A new Dodge Viper would have been a sellout anyway, and demand remained strong, with 1782 sales in calendar 2004 and 1652 in '05. Few changes occurred until 2006, when the Viper coupe returned by popular request. Dodge had developed a 2003 Competition Coupe as a turnkey proposition for weekend warriors, but the production coupe -- also badged SRT-10, not GTS -- was rather different. In fact, Dodge made some changes to a prototype design after getting feedback at a national Viper club convention. Viper fans are nothing if not passionate.
The result appeared for 2005 with unique rear-quarter panels, windshield frame, door glass, rear fascia, and taillamps, plus a "double bubble" fixed roof and specific trunk lid. The coupe, though, could carry six cubic feet of stuff, four more than the roadster. Everything else was the same, including curb weight, so performance was virtually identical. Even so, Car and Driver found the coupe less prone to throttle-on tail sliding than the roadster. The editors also found it to be a more comfortable and thus more practical roadgoing Viper, even on day-long drives. Perhaps Dodge should have called it GTS after all.
The SRT in the new Viper's surname stood for Street and Racing Technology, a small in-house team recently formed to develop high-performance models for all Chrysler Group brands. SRT was a small but high-profile result of the controversial 1998 merger between Chrysler Corporation and Germany's Daimler-Benz (see Chrysler for more details), being comparable to parent Mercedes' AMG division.
SRT's second effort for Dodge was announced several months after the new Viper in response to the fast growing "sport compact" craze. Young, mostly urban enthusiasts had lately taken to transforming used Honda Civics, Acura Integras, and similar cars into striking custom street racers known as "tuner cars" or "sport compacts," implying a huge new market for performance parts and styling accessories.
Automakers began conjuring sporty versions of their workaday small fries to get in on this lucrative action -- and hopefully hook some new buyers for life. The little Neon was already known as a demon handler, having racked up a number of autocross and road-racing championships, and it made a fine starting point for Dodge's sport compact contender, the SRT-4.
The biggest deal for the pumped-up Neon was swapping in a turbocharged version of the corporate 2.4-liter twin cam four to net a startling, and as we'd soon find out underrated, 205 bhp. Allied to mandatory heavy-duty five-speed manual gearbox and a sub-3000-pound curb weight, the intercooled engine could deliver 0-60 mph in a claimed 5.9 seconds, making this the second-fastest car in the Dodge lineup after the mighty Viper. Starting price was no less eye-opening at just under $20,000.

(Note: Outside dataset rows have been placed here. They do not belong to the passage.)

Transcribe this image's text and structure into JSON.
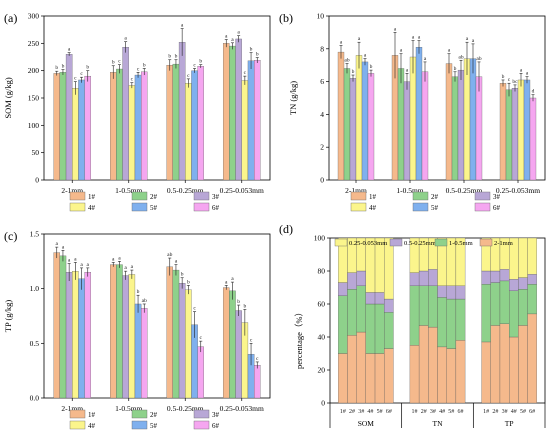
{
  "colors": {
    "s1": "#f5b98c",
    "s2": "#8ed18b",
    "s3": "#b8a7d6",
    "s4": "#fbf58c",
    "s5": "#7fb0ee",
    "s6": "#f5a6f0",
    "axis": "#000000"
  },
  "chart_data": [
    {
      "panel_label": "(a)",
      "type": "bar",
      "ylabel": "SOM (g/kg)",
      "ylim": [
        0,
        300
      ],
      "yticks": [
        0,
        50,
        100,
        150,
        200,
        250,
        300
      ],
      "categories": [
        "2-1mm",
        "1-0.5mm",
        "0.5-0.25mm",
        "0.25-0.053mm"
      ],
      "series": [
        {
          "name": "1#",
          "values": [
            195,
            197,
            210,
            250
          ],
          "err": [
            4,
            12,
            10,
            7
          ],
          "sig": [
            "b",
            "b",
            "b",
            "a"
          ]
        },
        {
          "name": "2#",
          "values": [
            197,
            203,
            212,
            245
          ],
          "err": [
            5,
            8,
            8,
            6
          ],
          "sig": [
            "b",
            "c",
            "b",
            "a"
          ]
        },
        {
          "name": "3#",
          "values": [
            230,
            243,
            252,
            258
          ],
          "err": [
            3,
            10,
            25,
            6
          ],
          "sig": [
            "a",
            "a",
            "a",
            "a"
          ]
        },
        {
          "name": "4#",
          "values": [
            168,
            173,
            177,
            182
          ],
          "err": [
            12,
            5,
            8,
            8
          ],
          "sig": [
            "c",
            "c",
            "c",
            "c"
          ]
        },
        {
          "name": "5#",
          "values": [
            183,
            192,
            200,
            218
          ],
          "err": [
            5,
            5,
            4,
            15
          ],
          "sig": [
            "c",
            "c",
            "c",
            "b"
          ]
        },
        {
          "name": "6#",
          "values": [
            190,
            198,
            208,
            219
          ],
          "err": [
            10,
            6,
            3,
            5
          ],
          "sig": [
            "b",
            "b",
            "b",
            "b"
          ]
        }
      ],
      "legend": [
        "1#",
        "2#",
        "3#",
        "4#",
        "5#",
        "6#"
      ]
    },
    {
      "panel_label": "(b)",
      "type": "bar",
      "ylabel": "TN (g/kg)",
      "ylim": [
        0,
        10
      ],
      "yticks": [
        0,
        2,
        4,
        6,
        8,
        10
      ],
      "categories": [
        "2-1mm",
        "1-0.5mm",
        "0.5-0.25mm",
        "0.25-0.053mm"
      ],
      "series": [
        {
          "name": "1#",
          "values": [
            7.8,
            7.6,
            7.1,
            5.9
          ],
          "err": [
            0.4,
            1.4,
            0.6,
            0.2
          ],
          "sig": [
            "a",
            "a",
            "a",
            "b"
          ]
        },
        {
          "name": "2#",
          "values": [
            6.8,
            6.8,
            6.3,
            5.5
          ],
          "err": [
            0.3,
            0.9,
            0.3,
            0.4
          ],
          "sig": [
            "ab",
            "a",
            "b",
            "c"
          ]
        },
        {
          "name": "3#",
          "values": [
            6.2,
            6.0,
            6.7,
            5.6
          ],
          "err": [
            0.2,
            0.5,
            0.6,
            0.2
          ],
          "sig": [
            "b",
            "a",
            "ab",
            "bc"
          ]
        },
        {
          "name": "4#",
          "values": [
            7.6,
            7.5,
            7.4,
            6.1
          ],
          "err": [
            0.8,
            1.0,
            1.0,
            0.4
          ],
          "sig": [
            "a",
            "a",
            "a",
            "a"
          ]
        },
        {
          "name": "5#",
          "values": [
            7.2,
            8.1,
            7.4,
            6.1
          ],
          "err": [
            0.2,
            0.4,
            0.9,
            0.2
          ],
          "sig": [
            "a",
            "a",
            "a",
            "a"
          ]
        },
        {
          "name": "6#",
          "values": [
            6.5,
            6.6,
            6.3,
            5.0
          ],
          "err": [
            0.2,
            0.6,
            0.9,
            0.2
          ],
          "sig": [
            "b",
            "a",
            "ab",
            "d"
          ]
        }
      ],
      "legend": [
        "1#",
        "2#",
        "3#",
        "4#",
        "5#",
        "6#"
      ]
    },
    {
      "panel_label": "(c)",
      "type": "bar",
      "ylabel": "TP (g/kg)",
      "ylim": [
        0.0,
        1.5
      ],
      "yticks": [
        "0.0",
        "0.5",
        "1.0",
        "1.5"
      ],
      "categories": [
        "2-1mm",
        "1-0.5mm",
        "0.5-0.25mm",
        "0.25-0.053mm"
      ],
      "series": [
        {
          "name": "1#",
          "values": [
            1.33,
            1.22,
            1.2,
            1.01
          ],
          "err": [
            0.05,
            0.02,
            0.08,
            0.02
          ],
          "sig": [
            "a",
            "a",
            "ab",
            "a"
          ]
        },
        {
          "name": "2#",
          "values": [
            1.3,
            1.22,
            1.17,
            0.98
          ],
          "err": [
            0.05,
            0.03,
            0.05,
            0.08
          ],
          "sig": [
            "a",
            "a",
            "a",
            "a"
          ]
        },
        {
          "name": "3#",
          "values": [
            1.15,
            1.12,
            1.05,
            0.8
          ],
          "err": [
            0.08,
            0.04,
            0.05,
            0.05
          ],
          "sig": [
            "a",
            "a",
            "b",
            "b"
          ]
        },
        {
          "name": "4#",
          "values": [
            1.16,
            1.13,
            0.99,
            0.69
          ],
          "err": [
            0.08,
            0.04,
            0.04,
            0.12
          ],
          "sig": [
            "a",
            "a",
            "b",
            "b"
          ]
        },
        {
          "name": "5#",
          "values": [
            1.09,
            0.86,
            0.67,
            0.4
          ],
          "err": [
            0.1,
            0.08,
            0.12,
            0.1
          ],
          "sig": [
            "a",
            "b",
            "c",
            "c"
          ]
        },
        {
          "name": "6#",
          "values": [
            1.15,
            0.82,
            0.47,
            0.3
          ],
          "err": [
            0.04,
            0.04,
            0.05,
            0.03
          ],
          "sig": [
            "a",
            "ab",
            "c",
            "c"
          ]
        }
      ],
      "legend": [
        "1#",
        "2#",
        "3#",
        "4#",
        "5#",
        "6#"
      ]
    },
    {
      "panel_label": "(d)",
      "type": "bar",
      "stacked": true,
      "ylabel": "percentage（%）",
      "ylim": [
        0,
        100
      ],
      "yticks": [
        0,
        20,
        40,
        60,
        80,
        100
      ],
      "groups": [
        "SOM",
        "TN",
        "TP"
      ],
      "categories": [
        "1#",
        "2#",
        "3#",
        "4#",
        "5#",
        "6#"
      ],
      "series": [
        {
          "name": "2-1mm",
          "values": [
            [
              30,
              41,
              43,
              30,
              30,
              33
            ],
            [
              35,
              47,
              46,
              34,
              33,
              38
            ],
            [
              37,
              47,
              48,
              40,
              47,
              54
            ]
          ]
        },
        {
          "name": "1-0.5mm",
          "values": [
            [
              35,
              28,
              28,
              30,
              30,
              22
            ],
            [
              36,
              24,
              25,
              30,
              30,
              25
            ],
            [
              35,
              26,
              26,
              28,
              22,
              18
            ]
          ]
        },
        {
          "name": "0.5-0.25mm",
          "values": [
            [
              8,
              10,
              9,
              7,
              7,
              8
            ],
            [
              8,
              9,
              10,
              7,
              8,
              8
            ],
            [
              8,
              7,
              7,
              7,
              7,
              6
            ]
          ]
        },
        {
          "name": "0.25-0.053mm",
          "values": [
            [
              27,
              21,
              20,
              33,
              33,
              37
            ],
            [
              21,
              20,
              19,
              29,
              29,
              29
            ],
            [
              20,
              20,
              19,
              25,
              24,
              22
            ]
          ]
        }
      ],
      "legend": [
        "0.25-0.053mm",
        "0.5-0.25mm",
        "1-0.5mm",
        "2-1mm"
      ]
    }
  ]
}
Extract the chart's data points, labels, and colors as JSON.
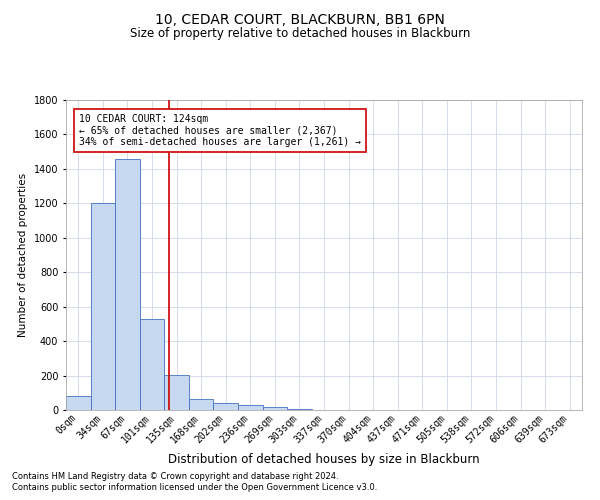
{
  "title1": "10, CEDAR COURT, BLACKBURN, BB1 6PN",
  "title2": "Size of property relative to detached houses in Blackburn",
  "xlabel": "Distribution of detached houses by size in Blackburn",
  "ylabel": "Number of detached properties",
  "bar_labels": [
    "0sqm",
    "34sqm",
    "67sqm",
    "101sqm",
    "135sqm",
    "168sqm",
    "202sqm",
    "236sqm",
    "269sqm",
    "303sqm",
    "337sqm",
    "370sqm",
    "404sqm",
    "437sqm",
    "471sqm",
    "505sqm",
    "538sqm",
    "572sqm",
    "606sqm",
    "639sqm",
    "673sqm"
  ],
  "bar_values": [
    80,
    1200,
    1460,
    530,
    205,
    65,
    38,
    28,
    18,
    8,
    0,
    0,
    0,
    0,
    0,
    0,
    0,
    0,
    0,
    0,
    0
  ],
  "bar_color": "#c6d9f0",
  "bar_edge_color": "#4472c4",
  "annotation_text_line1": "10 CEDAR COURT: 124sqm",
  "annotation_text_line2": "← 65% of detached houses are smaller (2,367)",
  "annotation_text_line3": "34% of semi-detached houses are larger (1,261) →",
  "annotation_box_color": "#ffffff",
  "annotation_box_edge_color": "#cc0000",
  "vline_color": "#cc0000",
  "vline_x": 3.676,
  "ylim": [
    0,
    1800
  ],
  "yticks": [
    0,
    200,
    400,
    600,
    800,
    1000,
    1200,
    1400,
    1600,
    1800
  ],
  "footer1": "Contains HM Land Registry data © Crown copyright and database right 2024.",
  "footer2": "Contains public sector information licensed under the Open Government Licence v3.0.",
  "background_color": "#ffffff",
  "grid_color": "#d0d8e8",
  "title1_fontsize": 10,
  "title2_fontsize": 8.5,
  "xlabel_fontsize": 8.5,
  "ylabel_fontsize": 7.5,
  "tick_fontsize": 7,
  "annotation_fontsize": 7,
  "footer_fontsize": 6
}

This was in line with SRT's aim of delivering maximum bang for the buck in a car ready for owner personalization. Even so, the SRT-4 was well-equipped, particularly for "stylin’'" on the street. A large "basket handle" spoiler was a must, but there were also fat 17-inch tires, chrome-tipped exhaust, discreet lower-body cladding, a bolder nose with working hood scoop, a deeper bumper, and a gaping Dodge crosshair grille.
The suspension was lowered and stiffened, and big disc brakes with ABS went behind standard alloy wheels. The cabin kept the street-racer theme with bolstered bucket seats, turbo-boost/vacuum gauge, 160-mph speedometer, metal-look accents, a unique three-spoke steering wheel, and a whimsical "cue ball" shift knob.